Что же там за гробом?

Где душа витает?

Что там ожидает

В небе человека?..

Будет ли он вечно

Жизнию особой

Жить, не умирая?

Иль своей чредою

Обратится снова

К первому Началу,

И в едино слившись

Неразрывно с Богом,

Потеряться должен

В беспредельной жизни?..

Теперь — поют трисвятое, — и милосердное Небо сказывает мне тайну загробной жизни: там, говорит, несть болезнь, ни печаль, ни воздыхание, но жизнь безконечная; там праведницы просветятся яко солнце, в царствии Отца их[6], где уготованы им обители многи[7]; там к отшедшим, которые умели

Терпеньем, верой заслужить

Себе небесное веселье,

Тогда придет его делить

Сам Бог на новоселье…

Да, милостивые государи, в эти минуты, действительно,

И верится, и плачется,

И так легко, легко…

Собеседники мои молчали; я продолжал: — Знаю опять, что наше церковное пение потому еще не нравится многим, что оно, как заметили мне однажды, слишком обнажено, просто. Оно, если хотите, с одной стороны, так, а с другой — не так. Если коснемся внешнего выполнения, то пение и должно быть просто. Древние христиане не заботились о витиеватости своих песней; они пели безыскуственно, так что, по свидетельству современных писателей, пение их больше походило на распевное чтение, чем на пение в строгом смысле. Подражая им, и мы не должны украшать нашего песнопения внешней витиеватостью, потому что она всегда вредит, отвлекая внимание певца и слушателя от предмета воспеваемого. Что ж касается до внутреннего его содержания, до духа, — то оно непросто. Не в звуках, а в словах воспеваемых содержится та внутренняя сила, которая движет волю и сердце молящегося. Просто всякому известно пение таинственного: Иже херувимы; не витиевата, по внешности, песнь: Чертог Твой вижду, Спасе мой; нет изысканных мотивов в погребальном стихе: Благообразный Иосиф; нет особенно восторженных излияний в радостном: Христос воскресе: но скажите откровенно, — с чем сравнится то движение сердца, которое всякий раз испытывает верующая душа, внимающая сим песнопениям? Кто не падал ниц при словах: Просвети омрачение души моея, Светодавче! Кто не плакал ни разу в жизни от радости, услышав в первый раз в году: Христос воскресе!..

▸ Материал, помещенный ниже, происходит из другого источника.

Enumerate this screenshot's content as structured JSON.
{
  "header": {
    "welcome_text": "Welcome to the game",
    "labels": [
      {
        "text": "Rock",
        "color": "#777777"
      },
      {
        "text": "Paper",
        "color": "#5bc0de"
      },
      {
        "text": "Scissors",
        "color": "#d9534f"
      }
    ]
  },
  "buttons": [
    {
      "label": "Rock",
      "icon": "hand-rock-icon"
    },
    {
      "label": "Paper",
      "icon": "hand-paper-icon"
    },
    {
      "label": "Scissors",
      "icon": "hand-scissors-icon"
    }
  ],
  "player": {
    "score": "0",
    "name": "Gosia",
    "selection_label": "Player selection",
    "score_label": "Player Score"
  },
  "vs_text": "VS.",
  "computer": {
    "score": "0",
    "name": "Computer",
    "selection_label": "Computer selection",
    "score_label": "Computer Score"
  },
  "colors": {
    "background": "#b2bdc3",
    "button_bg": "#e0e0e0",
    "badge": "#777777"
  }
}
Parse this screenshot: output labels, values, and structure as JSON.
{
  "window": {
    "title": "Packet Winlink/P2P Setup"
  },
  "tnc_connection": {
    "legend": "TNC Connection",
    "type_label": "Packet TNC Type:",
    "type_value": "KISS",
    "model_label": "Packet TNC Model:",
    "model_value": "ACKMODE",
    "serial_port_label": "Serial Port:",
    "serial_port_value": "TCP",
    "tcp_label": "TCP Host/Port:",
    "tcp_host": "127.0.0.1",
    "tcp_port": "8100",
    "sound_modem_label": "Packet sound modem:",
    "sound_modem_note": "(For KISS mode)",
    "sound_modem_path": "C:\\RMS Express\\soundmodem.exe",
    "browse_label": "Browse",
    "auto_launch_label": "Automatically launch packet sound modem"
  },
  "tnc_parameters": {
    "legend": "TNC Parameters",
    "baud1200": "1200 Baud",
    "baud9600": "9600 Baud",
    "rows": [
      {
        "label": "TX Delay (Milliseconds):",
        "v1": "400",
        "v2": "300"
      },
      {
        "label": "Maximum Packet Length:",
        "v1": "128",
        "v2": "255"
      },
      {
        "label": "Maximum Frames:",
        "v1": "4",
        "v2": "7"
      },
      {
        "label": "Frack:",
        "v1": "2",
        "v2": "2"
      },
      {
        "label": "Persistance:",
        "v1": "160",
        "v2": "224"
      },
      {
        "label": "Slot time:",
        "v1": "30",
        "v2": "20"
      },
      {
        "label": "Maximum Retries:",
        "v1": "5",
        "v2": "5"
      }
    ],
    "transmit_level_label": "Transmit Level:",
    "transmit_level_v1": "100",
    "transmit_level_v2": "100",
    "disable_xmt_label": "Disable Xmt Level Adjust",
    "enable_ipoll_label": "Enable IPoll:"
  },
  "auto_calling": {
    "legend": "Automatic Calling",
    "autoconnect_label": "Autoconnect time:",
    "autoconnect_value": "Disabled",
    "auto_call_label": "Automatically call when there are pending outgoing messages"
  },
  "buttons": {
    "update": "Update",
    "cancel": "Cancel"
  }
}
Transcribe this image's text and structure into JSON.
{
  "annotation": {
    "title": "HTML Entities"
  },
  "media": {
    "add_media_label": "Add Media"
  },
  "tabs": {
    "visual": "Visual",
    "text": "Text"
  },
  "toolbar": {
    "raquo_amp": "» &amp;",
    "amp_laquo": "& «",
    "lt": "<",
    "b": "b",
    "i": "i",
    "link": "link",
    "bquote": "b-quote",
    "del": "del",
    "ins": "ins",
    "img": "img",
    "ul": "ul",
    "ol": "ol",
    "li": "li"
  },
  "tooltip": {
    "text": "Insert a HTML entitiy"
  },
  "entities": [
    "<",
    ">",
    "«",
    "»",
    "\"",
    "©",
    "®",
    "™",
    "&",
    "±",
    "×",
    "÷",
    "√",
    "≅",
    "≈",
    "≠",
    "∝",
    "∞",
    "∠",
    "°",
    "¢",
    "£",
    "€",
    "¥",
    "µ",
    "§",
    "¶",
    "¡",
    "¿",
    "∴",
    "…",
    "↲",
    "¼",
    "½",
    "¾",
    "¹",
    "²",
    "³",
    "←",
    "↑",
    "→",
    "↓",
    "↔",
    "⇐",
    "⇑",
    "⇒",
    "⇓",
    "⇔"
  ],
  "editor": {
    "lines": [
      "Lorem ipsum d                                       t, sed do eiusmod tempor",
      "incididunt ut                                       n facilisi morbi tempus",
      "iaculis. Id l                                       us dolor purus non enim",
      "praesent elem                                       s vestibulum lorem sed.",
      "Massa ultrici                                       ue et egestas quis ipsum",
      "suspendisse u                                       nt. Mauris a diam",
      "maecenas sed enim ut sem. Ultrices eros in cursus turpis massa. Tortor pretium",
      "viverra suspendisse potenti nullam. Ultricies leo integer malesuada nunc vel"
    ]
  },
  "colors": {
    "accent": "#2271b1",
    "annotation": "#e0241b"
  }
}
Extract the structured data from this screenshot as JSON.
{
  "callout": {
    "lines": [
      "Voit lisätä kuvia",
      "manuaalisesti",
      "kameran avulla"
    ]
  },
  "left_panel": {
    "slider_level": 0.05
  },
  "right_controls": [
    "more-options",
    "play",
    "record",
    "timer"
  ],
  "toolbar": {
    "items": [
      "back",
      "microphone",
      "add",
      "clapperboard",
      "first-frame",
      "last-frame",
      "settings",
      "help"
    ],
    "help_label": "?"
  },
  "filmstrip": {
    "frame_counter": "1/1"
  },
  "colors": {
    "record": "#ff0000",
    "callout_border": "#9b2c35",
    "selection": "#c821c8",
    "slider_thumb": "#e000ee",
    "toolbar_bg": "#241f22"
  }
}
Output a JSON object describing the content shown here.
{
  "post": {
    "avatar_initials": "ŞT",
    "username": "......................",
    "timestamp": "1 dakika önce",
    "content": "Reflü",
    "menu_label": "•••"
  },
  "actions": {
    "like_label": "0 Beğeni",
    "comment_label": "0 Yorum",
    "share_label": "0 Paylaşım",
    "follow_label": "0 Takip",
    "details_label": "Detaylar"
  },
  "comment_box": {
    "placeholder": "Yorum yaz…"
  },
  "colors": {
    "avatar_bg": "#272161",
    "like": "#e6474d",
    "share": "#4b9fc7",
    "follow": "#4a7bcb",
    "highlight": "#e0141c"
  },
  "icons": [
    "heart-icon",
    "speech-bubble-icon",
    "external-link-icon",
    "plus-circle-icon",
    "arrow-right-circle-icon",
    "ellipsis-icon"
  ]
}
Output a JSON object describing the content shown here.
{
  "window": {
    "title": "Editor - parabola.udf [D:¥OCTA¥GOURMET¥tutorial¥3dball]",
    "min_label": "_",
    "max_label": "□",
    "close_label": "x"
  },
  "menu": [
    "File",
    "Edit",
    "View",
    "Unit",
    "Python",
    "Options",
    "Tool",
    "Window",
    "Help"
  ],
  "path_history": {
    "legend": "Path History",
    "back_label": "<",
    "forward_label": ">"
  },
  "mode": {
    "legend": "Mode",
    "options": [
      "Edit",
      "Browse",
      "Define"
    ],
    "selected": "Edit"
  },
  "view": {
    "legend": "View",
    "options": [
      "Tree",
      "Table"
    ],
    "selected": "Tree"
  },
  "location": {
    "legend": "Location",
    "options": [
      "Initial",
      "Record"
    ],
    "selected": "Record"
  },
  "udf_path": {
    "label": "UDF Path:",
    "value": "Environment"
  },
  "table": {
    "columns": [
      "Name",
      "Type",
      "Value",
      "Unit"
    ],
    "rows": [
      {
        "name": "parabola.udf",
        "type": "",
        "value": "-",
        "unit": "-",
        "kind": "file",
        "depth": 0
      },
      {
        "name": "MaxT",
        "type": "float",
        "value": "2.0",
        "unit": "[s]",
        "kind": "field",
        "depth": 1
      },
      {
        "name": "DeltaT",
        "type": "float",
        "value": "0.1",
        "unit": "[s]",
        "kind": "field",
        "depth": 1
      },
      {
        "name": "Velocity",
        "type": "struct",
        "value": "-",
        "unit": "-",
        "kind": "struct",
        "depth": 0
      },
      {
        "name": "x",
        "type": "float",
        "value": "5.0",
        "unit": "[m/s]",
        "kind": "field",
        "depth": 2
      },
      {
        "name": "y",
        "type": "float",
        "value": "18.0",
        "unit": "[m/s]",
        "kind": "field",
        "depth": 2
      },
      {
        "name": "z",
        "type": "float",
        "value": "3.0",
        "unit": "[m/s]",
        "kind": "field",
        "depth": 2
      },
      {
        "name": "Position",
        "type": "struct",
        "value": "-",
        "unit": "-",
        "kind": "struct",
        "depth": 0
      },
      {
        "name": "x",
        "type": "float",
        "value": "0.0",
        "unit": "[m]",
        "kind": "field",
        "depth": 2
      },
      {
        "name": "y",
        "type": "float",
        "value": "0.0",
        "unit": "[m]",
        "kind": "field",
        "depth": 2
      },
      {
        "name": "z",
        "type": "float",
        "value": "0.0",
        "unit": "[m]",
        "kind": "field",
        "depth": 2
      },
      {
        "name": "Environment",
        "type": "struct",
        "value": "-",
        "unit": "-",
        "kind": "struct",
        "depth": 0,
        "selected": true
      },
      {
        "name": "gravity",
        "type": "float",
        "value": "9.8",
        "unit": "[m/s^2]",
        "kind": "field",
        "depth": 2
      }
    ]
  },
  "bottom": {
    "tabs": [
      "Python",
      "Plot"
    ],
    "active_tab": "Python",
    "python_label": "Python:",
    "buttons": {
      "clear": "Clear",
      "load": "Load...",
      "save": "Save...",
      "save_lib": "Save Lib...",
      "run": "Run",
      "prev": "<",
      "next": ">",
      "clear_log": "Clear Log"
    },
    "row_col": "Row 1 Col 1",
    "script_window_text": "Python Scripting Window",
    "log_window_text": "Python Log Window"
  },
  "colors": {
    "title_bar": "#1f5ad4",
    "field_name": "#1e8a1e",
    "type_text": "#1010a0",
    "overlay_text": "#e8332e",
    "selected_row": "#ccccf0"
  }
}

— Прекрасно, — сказал господин с огромной лысиной, — но ведь это для нас с вами так оно кажется, потому что обстановка, обстановка действует на ваши чувства, потому что душа ваша уже предзанята ожиданием впечатлений; на всякого другого, как говорится, не нашего прихода, сомнительно, чтоб это имело такое же действие, тогда как музыка инструментальная есть язык общий, понятный всем и каждому, без отношения к обстоятельствам того или другого быта.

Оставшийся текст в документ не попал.